Spin bike workout is very effective for your cardiovascular health. Rather, when you add HIIT session with your spin bike then it becomes more effective and beneficial for you. Here are some benefits of HIIT spin bike workout-

  • It helps to burn 500 calories an hour.
  • High speeds pedaling to build your muscle tones and hips.
  • Helps to increase your energy level and burn 65 percent fats in less time.
  • It burns 500 calories an hour.
  • Reducing unwanted cholesterol and control your BP and sugar level.
  • Increasing blood circulation of your heart and develop your lungs also.
  • Decrease the lower injury risk like hips, knees, ankles and other joints during the workout.
  • It helps to burn more calories in less time that saves your time.


Way of Workout

HIIT spin bike workout is very much beneficial to those users who want to burn fat in less time. But for a proper cardio workout, you have to know the skills. Made your workout effective you have to use your full body during pedaling. Thinking about your worries we will give you the full information about on this review

Set the Right Height

Some people set the seat very low but it’s not right for the users. During pedaling you should be bent your leg about 25 degrees at bottom of the rotation. It helps to make your workout easier.

Get and Stand up

When you start to run fast stay seated and when you add more intensity for few seconds lift your butt off the saddle.

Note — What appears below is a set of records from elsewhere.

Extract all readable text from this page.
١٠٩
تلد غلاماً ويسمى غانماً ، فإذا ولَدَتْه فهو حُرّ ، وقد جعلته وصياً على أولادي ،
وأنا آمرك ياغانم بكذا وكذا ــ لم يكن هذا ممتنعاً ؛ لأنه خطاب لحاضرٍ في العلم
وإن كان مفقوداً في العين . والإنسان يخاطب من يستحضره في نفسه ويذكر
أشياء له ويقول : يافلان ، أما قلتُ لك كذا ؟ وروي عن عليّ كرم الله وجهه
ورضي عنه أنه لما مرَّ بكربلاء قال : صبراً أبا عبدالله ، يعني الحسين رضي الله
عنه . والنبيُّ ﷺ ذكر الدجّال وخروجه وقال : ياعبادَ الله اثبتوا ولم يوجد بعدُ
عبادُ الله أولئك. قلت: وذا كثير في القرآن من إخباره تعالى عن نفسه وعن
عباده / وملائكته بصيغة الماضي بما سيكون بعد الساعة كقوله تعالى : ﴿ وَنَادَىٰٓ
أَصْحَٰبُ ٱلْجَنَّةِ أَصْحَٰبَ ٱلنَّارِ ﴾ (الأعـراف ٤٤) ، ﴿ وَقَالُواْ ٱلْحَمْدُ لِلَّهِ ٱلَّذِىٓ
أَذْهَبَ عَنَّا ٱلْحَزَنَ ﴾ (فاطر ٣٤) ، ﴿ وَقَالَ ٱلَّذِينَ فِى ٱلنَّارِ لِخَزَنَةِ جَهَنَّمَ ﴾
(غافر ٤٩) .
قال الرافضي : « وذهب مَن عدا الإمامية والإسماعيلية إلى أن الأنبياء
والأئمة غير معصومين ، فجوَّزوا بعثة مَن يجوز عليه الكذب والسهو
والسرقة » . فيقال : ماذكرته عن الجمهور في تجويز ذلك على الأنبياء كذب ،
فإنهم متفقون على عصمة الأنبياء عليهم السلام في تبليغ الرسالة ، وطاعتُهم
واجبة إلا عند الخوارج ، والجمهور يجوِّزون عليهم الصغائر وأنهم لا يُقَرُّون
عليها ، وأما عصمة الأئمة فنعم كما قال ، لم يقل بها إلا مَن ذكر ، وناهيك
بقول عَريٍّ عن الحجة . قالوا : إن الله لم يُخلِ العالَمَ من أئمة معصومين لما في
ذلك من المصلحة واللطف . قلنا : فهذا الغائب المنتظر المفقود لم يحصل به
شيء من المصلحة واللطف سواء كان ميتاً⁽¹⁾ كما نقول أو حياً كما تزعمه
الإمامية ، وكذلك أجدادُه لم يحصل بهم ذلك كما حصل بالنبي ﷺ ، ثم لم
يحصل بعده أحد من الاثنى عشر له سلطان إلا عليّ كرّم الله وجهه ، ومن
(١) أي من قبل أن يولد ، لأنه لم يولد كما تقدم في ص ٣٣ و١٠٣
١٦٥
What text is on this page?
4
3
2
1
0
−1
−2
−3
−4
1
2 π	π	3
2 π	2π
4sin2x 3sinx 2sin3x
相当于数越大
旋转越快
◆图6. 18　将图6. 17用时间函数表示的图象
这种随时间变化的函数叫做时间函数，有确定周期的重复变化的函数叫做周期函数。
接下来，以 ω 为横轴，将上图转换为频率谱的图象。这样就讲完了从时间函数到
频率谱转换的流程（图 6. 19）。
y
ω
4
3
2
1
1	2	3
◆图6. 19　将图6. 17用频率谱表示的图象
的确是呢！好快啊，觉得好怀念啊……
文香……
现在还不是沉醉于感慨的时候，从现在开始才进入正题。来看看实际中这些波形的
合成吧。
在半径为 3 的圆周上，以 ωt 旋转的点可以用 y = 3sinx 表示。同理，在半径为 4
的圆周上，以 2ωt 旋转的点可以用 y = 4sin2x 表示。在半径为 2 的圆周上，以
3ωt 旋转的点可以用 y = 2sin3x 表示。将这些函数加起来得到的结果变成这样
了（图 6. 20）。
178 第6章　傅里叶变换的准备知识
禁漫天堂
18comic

Increase resistance of hill climbing and slow jogs stand up and hold the front of the handlebars, keeping hips over the saddle to work your core, legs, and butt. It will be very useful for your body and you will burn calories.

Upper Body Workout

For your full body workout like arms, chest, back, and shoulders transform to add some targeted strength moves so that your ride became more interesting. Use enough resistance slow down and keep your pedal in the moderate mood. But don’t slow so much so that you do not move your legs during pedaling. Use 2-3 pound weight and each move do two sets of 20 reps.

Listen Music

During riding time you can listen to the song so that your ride becomes more effective. Add resistance keep pedaling fast. In every 30 seconds, you can add a quarter turn resistance and you do this 5 times. With the music beat, you can pedal fast. It refreshes your mind and made you motivated.